'We can't roll out extensions forever' - Varadkar piles pressure on May and Corbyn over Brexit deal
Taoiseach Leo Varadkar has heaped pressure on Prime Minister Theresa May to strike a deal with Labour Party Leader Jeremy Corbyn by insisting he does not want the Brexit deadline extended again
Mr Varadkar said the decision to extend the exit date to October is already impacting on investment and consumer confidence in Ireland.
Speaking outside the Binnenhof in the Hague, Holland, Mr Varadkar said: "We really can’t have a situation where we roll out extensions forever."
“It's already the case that the uncertainty around Brexit has caused business and others to delay investment decisions. I know it has damaged consumer confidence in Ireland, although our economy is performing very well," he added.
The Taoiseach was speaking after a meeting with Dutch Prime Minister Mark Rutte where both leaders discussed their shared visions for the future of the EU.

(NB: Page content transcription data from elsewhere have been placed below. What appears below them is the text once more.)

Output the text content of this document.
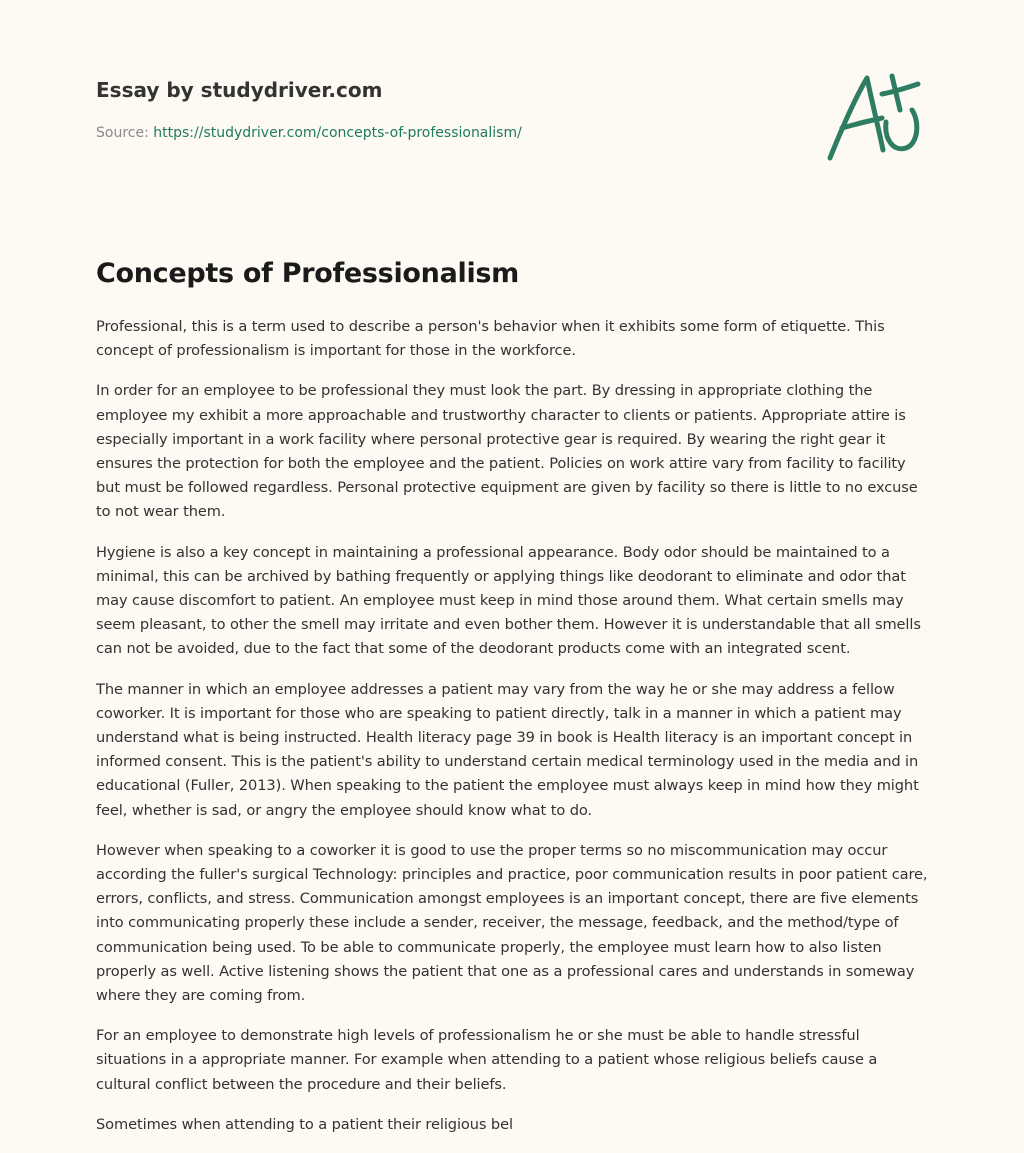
Essay by studydriver.com
Source: https://studydriver.com/concepts-of-professionalism/
Concepts of Professionalism

Professional, this is a term used to describe a person's behavior when it exhibits some form of etiquette. This concept of professionalism is important for those in the workforce.

In order for an employee to be professional they must look the part. By dressing in appropriate clothing the employee my exhibit a more approachable and trustworthy character to clients or patients. Appropriate attire is especially important in a work facility where personal protective gear is required. By wearing the right gear it ensures the protection for both the employee and the patient. Policies on work attire vary from facility to facility but must be followed regardless. Personal protective equipment are given by facility so there is little to no excuse to not wear them.

Hygiene is also a key concept in maintaining a professional appearance. Body odor should be maintained to a minimal, this can be archived by bathing frequently or applying things like deodorant to eliminate and odor that may cause discomfort to patient. An employee must keep in mind those around them. What certain smells may seem pleasant, to other the smell may irritate and even bother them. However it is understandable that all smells can not be avoided, due to the fact that some of the deodorant products come with an integrated scent.

The manner in which an employee addresses a patient may vary from the way he or she may address a fellow coworker. It is important for those who are speaking to patient directly, talk in a manner in which a patient may understand what is being instructed. Health literacy page 39 in book is Health literacy is an important concept in informed consent. This is the patient's ability to understand certain medical terminology used in the media and in educational (Fuller, 2013). When speaking to the patient the employee must always keep in mind how they might feel, whether is sad, or angry the employee should know what to do.

However when speaking to a coworker it is good to use the proper terms so no miscommunication may occur according the fuller's surgical Technology: principles and practice, poor communication results in poor patient care, errors, conflicts, and stress. Communication amongst employees is an important concept, there are five elements into communicating properly these include a sender, receiver, the message, feedback, and the method/type of communication being used. To be able to communicate properly, the employee must learn how to also listen properly as well. Active listening shows the patient that one as a professional cares and understands in someway where they are coming from.

For an employee to demonstrate high levels of professionalism he or she must be able to handle stressful situations in a appropriate manner. For example when attending to a patient whose religious beliefs cause a cultural conflict between the procedure and their beliefs.

Sometimes when attending to a patient their religious bel
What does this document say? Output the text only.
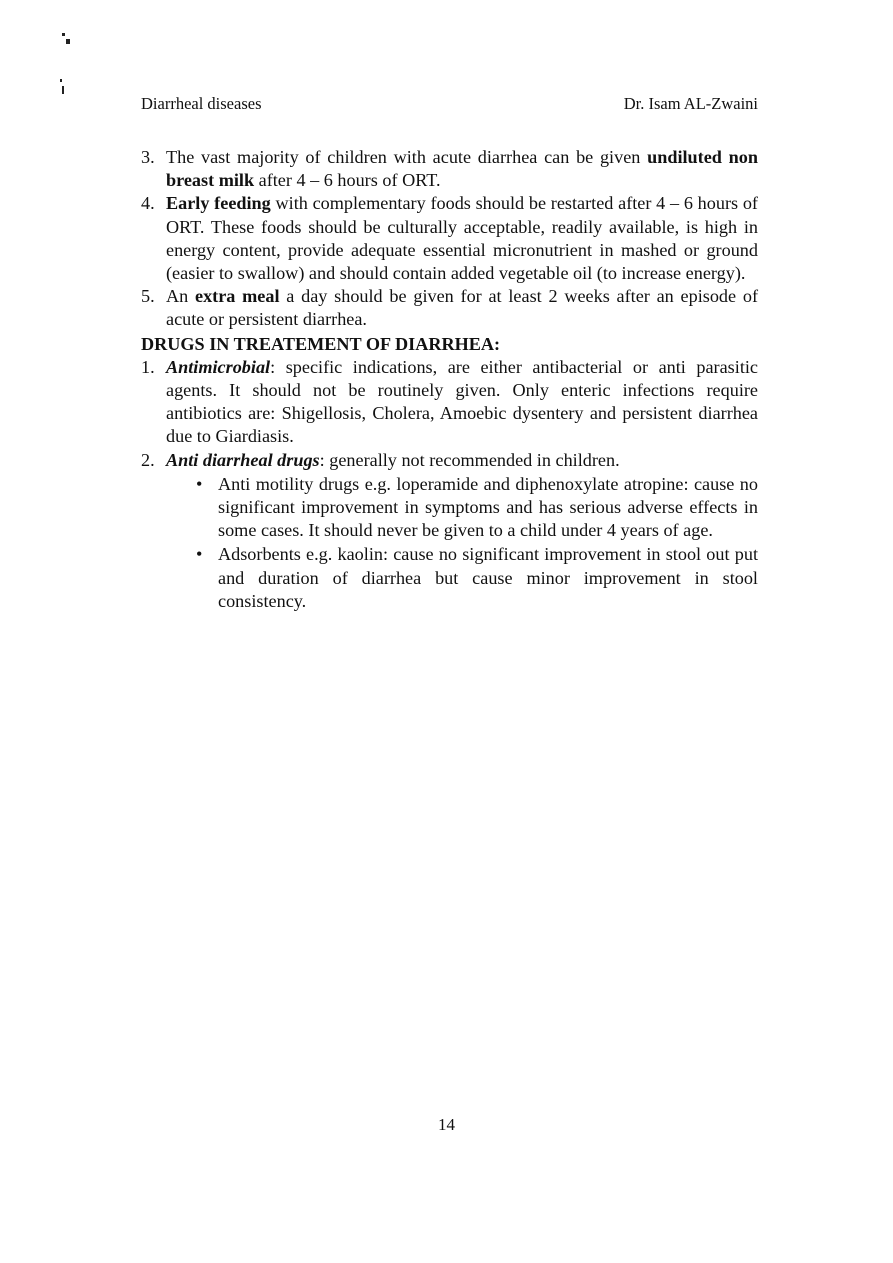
Diarrheal diseases	Dr. Isam AL-Zwaini
3. The vast majority of children with acute diarrhea can be given undiluted non breast milk after 4 – 6 hours of ORT.
4. Early feeding with complementary foods should be restarted after 4 – 6 hours of ORT. These foods should be culturally acceptable, readily available, is high in energy content, provide adequate essential micronutrient in mashed or ground (easier to swallow) and should contain added vegetable oil (to increase energy).
5. An extra meal a day should be given for at least 2 weeks after an episode of acute or persistent diarrhea.
DRUGS IN TREATEMENT OF DIARRHEA:
1. Antimicrobial: specific indications, are either antibacterial or anti parasitic agents. It should not be routinely given. Only enteric infections require antibiotics are: Shigellosis, Cholera, Amoebic dysentery and persistent diarrhea due to Giardiasis.
2. Anti diarrheal drugs: generally not recommended in children.
• Anti motility drugs e.g. loperamide and diphenoxylate atropine: cause no significant improvement in symptoms and has serious adverse effects in some cases. It should never be given to a child under 4 years of age.
• Adsorbents e.g. kaolin: cause no significant improvement in stool out put and duration of diarrhea but cause minor improvement in stool consistency.
14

Central to their discussion was the ongoing uncertainty around Brexit as Ms May and Mr Corbyn continue to negotiate a solution to end the deadlock.
Mr Varadkar said on the "ball was very much in England's court" and insisted it was now up to the leaders of the UK’s two main parties to reach an agreement which avoids a no deal Brexit.
"I very much hope the two many parties there are able to come to an agreement that allows for and orderly exit from the European Union," he said.
The Taoiseach said there were three solutions to avoiding a border on the Island of Ireland which has been a central issue throughout the Brexit negotiations
The first was for the UK to remain in the EU, which the Taoiseach acknowledged was not an option. The second was the so called Norway Plus solution which would see the UK stay in the customs union and the single market. The final solution was the controversial backstop which was agreed in withdrawal agreement between the EU and Ms May's negotiating team last year.
The Taoiseach said a side deal on the Irish border could not be discussed because Ireland was an EU member state.
“It is something that can't be dealt with bilaterally between Ireland and the UK or by means of a side letter because we are part of the European Union,” he said.
“Ireland is in the customs union, the single market and when the UK leaves that border between Northern Ireland and Ireland will need a frontier so it is never a matter that can be dealt with bilaterally between Ireland and the UK for that reason,” he added.
Separately, the Taoiseach and Mr Rutte discussed “international tax developments”.
“Both countries strongly believe that tax is sovereign issue that individual countries and member states should decide for themselves,” Mr Varadkar said.
“We also appreciate we can't have a world where very large very wealthy companies avoid paying tax anywhere and that’s why we strongly support global solution to some of those issues,” he added.